Clippers 4/11: Alyssa Allen on Line-by-Line Comment Generation for SQL

This work is rooted in a larger project aimed at developing a dialogue system that helps non-expert SQL users comprehend database query outputs. Prior research in SQL comment-generation has focused on comments which summarize entire SQL queries and translations of SQL to templated English (Eleftherakis et al., 2021; Narechania et al., 2021). These approaches can be helpful in comprehending SQL but are limited in their ability to guide users through the query steps and connect formal notation with intuitive concepts. To address this limitation, the project aims to generate line-by-line comments that leverage language from user questions, connecting formal SQL notation with user-friendly concepts (e.g. “tallest” or “alphabetical order”).
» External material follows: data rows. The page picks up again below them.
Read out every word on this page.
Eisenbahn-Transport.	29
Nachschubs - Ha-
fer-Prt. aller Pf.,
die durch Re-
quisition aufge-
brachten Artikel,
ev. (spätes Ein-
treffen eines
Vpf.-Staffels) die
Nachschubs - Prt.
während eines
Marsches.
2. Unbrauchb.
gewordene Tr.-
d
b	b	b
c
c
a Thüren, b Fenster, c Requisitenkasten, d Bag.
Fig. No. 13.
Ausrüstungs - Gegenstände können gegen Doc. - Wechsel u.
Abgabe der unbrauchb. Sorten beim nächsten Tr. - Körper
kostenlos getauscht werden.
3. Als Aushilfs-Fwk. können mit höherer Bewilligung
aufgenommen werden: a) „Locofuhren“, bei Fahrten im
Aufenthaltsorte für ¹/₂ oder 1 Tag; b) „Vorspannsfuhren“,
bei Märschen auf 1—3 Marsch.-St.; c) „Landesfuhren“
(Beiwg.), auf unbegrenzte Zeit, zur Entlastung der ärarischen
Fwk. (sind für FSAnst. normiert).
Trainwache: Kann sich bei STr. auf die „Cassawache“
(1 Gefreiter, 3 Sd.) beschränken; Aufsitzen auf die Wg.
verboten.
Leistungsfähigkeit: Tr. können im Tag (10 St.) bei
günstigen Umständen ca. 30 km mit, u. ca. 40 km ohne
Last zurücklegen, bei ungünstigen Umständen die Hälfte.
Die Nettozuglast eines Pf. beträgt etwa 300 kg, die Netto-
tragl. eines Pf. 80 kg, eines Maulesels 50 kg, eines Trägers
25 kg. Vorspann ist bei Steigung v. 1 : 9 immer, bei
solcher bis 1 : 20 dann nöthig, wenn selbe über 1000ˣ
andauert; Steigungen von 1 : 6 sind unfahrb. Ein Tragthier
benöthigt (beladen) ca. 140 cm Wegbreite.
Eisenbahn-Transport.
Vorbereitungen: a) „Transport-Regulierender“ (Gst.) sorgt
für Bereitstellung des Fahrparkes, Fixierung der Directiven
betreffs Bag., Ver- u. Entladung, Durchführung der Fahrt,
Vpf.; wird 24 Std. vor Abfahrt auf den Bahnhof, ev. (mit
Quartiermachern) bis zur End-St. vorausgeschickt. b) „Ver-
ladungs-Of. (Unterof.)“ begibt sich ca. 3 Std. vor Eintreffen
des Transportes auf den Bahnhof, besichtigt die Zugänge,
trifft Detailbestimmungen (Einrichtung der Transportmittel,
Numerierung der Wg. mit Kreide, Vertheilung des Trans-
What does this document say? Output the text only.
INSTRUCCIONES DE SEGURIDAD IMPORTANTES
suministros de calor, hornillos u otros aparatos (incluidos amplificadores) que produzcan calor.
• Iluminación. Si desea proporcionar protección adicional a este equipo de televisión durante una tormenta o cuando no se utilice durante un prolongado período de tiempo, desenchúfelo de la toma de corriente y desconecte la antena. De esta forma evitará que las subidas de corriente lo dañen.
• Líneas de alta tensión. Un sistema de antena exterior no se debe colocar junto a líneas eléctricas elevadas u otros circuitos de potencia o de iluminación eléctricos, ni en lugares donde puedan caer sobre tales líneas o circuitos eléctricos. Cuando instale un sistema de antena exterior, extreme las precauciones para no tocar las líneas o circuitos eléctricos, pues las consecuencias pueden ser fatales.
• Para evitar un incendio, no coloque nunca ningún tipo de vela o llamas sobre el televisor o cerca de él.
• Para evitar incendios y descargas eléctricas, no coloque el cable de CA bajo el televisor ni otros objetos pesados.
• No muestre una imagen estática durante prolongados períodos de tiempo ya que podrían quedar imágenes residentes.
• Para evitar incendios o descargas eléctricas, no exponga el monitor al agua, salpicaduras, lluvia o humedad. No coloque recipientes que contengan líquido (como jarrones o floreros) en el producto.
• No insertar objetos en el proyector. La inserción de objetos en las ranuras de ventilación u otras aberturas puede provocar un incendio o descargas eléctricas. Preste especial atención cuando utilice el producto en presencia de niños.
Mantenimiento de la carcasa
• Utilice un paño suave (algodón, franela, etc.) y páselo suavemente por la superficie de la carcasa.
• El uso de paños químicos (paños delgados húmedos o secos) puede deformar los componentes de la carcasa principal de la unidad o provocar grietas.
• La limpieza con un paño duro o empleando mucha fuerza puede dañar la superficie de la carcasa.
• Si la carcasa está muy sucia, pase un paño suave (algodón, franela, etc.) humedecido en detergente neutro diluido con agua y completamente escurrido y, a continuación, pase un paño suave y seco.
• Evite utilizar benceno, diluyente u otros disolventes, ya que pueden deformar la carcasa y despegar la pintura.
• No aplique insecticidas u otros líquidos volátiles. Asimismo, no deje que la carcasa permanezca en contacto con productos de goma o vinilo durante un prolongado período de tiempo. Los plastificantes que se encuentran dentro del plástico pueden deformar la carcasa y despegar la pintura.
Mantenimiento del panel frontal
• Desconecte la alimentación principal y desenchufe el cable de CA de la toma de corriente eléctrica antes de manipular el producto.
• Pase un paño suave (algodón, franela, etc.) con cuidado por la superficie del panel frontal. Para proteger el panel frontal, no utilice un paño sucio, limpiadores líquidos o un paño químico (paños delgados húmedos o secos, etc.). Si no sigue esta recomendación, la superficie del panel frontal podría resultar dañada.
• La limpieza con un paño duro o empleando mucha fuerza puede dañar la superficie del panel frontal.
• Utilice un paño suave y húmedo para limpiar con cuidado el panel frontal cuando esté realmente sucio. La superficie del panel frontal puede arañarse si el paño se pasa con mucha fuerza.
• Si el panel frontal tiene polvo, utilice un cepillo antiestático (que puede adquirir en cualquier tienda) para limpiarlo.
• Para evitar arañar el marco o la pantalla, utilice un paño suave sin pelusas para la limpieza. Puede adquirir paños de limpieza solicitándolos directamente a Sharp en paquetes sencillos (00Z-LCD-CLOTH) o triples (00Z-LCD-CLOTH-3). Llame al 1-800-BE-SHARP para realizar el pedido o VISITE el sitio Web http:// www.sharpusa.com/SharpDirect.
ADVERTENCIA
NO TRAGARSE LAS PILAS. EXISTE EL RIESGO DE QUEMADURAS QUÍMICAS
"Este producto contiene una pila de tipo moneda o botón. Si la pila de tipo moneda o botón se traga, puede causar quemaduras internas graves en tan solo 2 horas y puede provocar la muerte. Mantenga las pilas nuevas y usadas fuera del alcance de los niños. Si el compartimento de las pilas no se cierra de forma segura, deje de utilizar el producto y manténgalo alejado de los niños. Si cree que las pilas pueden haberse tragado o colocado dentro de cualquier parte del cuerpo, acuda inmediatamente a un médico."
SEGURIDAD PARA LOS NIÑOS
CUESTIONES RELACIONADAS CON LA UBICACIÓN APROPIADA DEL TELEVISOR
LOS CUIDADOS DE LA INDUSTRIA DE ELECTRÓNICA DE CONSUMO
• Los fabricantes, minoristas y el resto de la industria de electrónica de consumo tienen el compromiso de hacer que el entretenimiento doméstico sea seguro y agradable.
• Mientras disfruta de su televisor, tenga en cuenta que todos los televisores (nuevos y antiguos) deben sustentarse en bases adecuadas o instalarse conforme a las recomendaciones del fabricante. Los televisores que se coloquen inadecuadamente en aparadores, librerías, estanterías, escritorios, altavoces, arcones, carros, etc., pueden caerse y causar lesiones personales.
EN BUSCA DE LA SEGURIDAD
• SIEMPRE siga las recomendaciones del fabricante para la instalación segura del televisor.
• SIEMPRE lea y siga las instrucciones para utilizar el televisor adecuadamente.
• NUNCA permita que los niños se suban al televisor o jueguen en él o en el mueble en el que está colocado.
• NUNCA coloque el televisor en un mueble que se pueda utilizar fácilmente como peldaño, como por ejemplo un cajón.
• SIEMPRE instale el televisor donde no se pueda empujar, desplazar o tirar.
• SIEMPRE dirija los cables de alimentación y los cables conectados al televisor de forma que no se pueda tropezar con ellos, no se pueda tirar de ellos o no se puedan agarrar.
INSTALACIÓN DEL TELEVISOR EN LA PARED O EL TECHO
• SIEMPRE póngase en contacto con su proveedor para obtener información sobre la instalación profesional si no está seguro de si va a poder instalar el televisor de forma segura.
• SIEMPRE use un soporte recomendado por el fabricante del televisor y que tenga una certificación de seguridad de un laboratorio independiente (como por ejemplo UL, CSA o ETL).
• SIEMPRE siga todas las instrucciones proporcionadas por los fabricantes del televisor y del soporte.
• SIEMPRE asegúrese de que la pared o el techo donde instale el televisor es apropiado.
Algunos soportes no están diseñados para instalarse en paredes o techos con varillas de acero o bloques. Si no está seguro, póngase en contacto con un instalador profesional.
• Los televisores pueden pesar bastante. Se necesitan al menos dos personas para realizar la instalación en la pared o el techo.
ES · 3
Due to a lack of pre-existing training data, 100 SQL queries from the SPIDER dataset (Yu et al., 2018) have been manually annotated. These 100 examples will then be used as a base for generating a more robust training set through self-training and prompting. I have been experimenting with using ChatGPT to generate comments for more queries as well as fine-tuning BART for the task. This approach will allow us to scale the training set quickly and minimize time spent writing comments by hand. This presentation will discuss the annotation process and preliminary results for comment generation using the above methods.